The 2022 M1 paper maintains a high standard of conceptual rigor, demanding both precise algebraic execution and deep statistical reasoning. With Conditional Probability and Bayes’ Theorem dominating the statistics section (19 marks) and Applications of Differentiation anchoring calculus (16 marks), success required a seamless integration of theory and practical problem-solving.

Where the Marks Are Won or Lost

In Section A, standard marks were easily obtained in confidence interval construction (Q4a) and basic derivatives. However, Q6(b) (tangents from an external point) proved highly challenging, as many candidates wrongly assumed the given point lay on the curve. In Section B, Q11(c)(ii) served as an exceptional discriminator: because the trapezoidal rule was applied to a component being subtracted to find the area \( \alpha \), the over-estimate of the integral resulted in an under-estimate of the final area. Candidates who blindly memorized rules without understanding the sign of subtraction lost critical marks here.

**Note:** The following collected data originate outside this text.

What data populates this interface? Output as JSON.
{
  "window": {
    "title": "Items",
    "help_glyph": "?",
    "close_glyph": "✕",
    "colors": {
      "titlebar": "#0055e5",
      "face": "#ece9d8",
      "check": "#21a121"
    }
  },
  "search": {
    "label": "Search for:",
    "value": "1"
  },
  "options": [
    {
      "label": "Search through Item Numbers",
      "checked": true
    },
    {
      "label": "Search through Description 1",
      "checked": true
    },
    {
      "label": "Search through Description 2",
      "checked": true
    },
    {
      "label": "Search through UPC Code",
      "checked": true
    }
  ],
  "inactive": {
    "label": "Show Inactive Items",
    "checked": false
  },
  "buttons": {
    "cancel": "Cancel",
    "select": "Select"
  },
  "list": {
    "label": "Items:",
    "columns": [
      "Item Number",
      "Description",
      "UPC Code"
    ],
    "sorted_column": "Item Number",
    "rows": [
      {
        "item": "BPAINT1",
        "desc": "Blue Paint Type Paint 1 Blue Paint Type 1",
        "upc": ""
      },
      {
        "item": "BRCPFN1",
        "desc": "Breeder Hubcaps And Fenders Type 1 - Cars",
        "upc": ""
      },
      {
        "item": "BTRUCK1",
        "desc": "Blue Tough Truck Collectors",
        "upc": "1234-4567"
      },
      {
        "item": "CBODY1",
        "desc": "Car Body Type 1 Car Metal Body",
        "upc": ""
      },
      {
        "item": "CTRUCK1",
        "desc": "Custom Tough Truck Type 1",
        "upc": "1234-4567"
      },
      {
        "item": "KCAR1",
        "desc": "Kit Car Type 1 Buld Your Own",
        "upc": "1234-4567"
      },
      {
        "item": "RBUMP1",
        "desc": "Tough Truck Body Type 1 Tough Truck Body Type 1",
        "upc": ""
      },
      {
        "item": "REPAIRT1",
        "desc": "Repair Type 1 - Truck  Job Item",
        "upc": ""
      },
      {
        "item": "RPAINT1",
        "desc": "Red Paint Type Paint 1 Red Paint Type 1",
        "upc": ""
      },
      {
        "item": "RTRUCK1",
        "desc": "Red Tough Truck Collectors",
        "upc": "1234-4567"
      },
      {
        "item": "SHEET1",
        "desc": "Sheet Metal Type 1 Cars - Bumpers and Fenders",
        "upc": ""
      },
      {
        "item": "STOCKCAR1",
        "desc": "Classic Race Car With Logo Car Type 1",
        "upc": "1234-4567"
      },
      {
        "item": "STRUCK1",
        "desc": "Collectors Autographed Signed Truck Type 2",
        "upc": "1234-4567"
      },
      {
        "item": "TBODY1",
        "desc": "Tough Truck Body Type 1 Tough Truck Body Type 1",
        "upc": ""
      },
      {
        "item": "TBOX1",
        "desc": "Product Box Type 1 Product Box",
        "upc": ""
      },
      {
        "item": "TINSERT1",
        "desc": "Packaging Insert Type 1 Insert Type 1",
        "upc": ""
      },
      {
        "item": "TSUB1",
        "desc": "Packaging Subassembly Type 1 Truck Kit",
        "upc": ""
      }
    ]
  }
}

Pitfalls & Examiner Misconceptions
  • CLT Sample Variance: In Q1(b), candidates frequently forgot to divide the variance by \( n \) (using \( 3.24 \) instead of \( 3.24/225 \)).
  • Poisson/Binomial Validation: In Q2, formal proofs checking if \( \text{E}(Y) = \text{Var}(Y) \) or if \( p \in [0, 1] \) were often incomplete or lacked clear explanations.
  • Substitution in Integration: In Q7(b), changing the limits or differentials during \( u = \sqrt{x} \) substitution was poorly executed.
Preparation Strategy & Predictions

Future candidates should prioritize mastering multi-stage probability trees and mixed distributions (Poisson-Binomial models). For calculus, focus on physical and rate-of-change applications (as seen in Q12) and rigorous second-derivative tests for absolute extrema.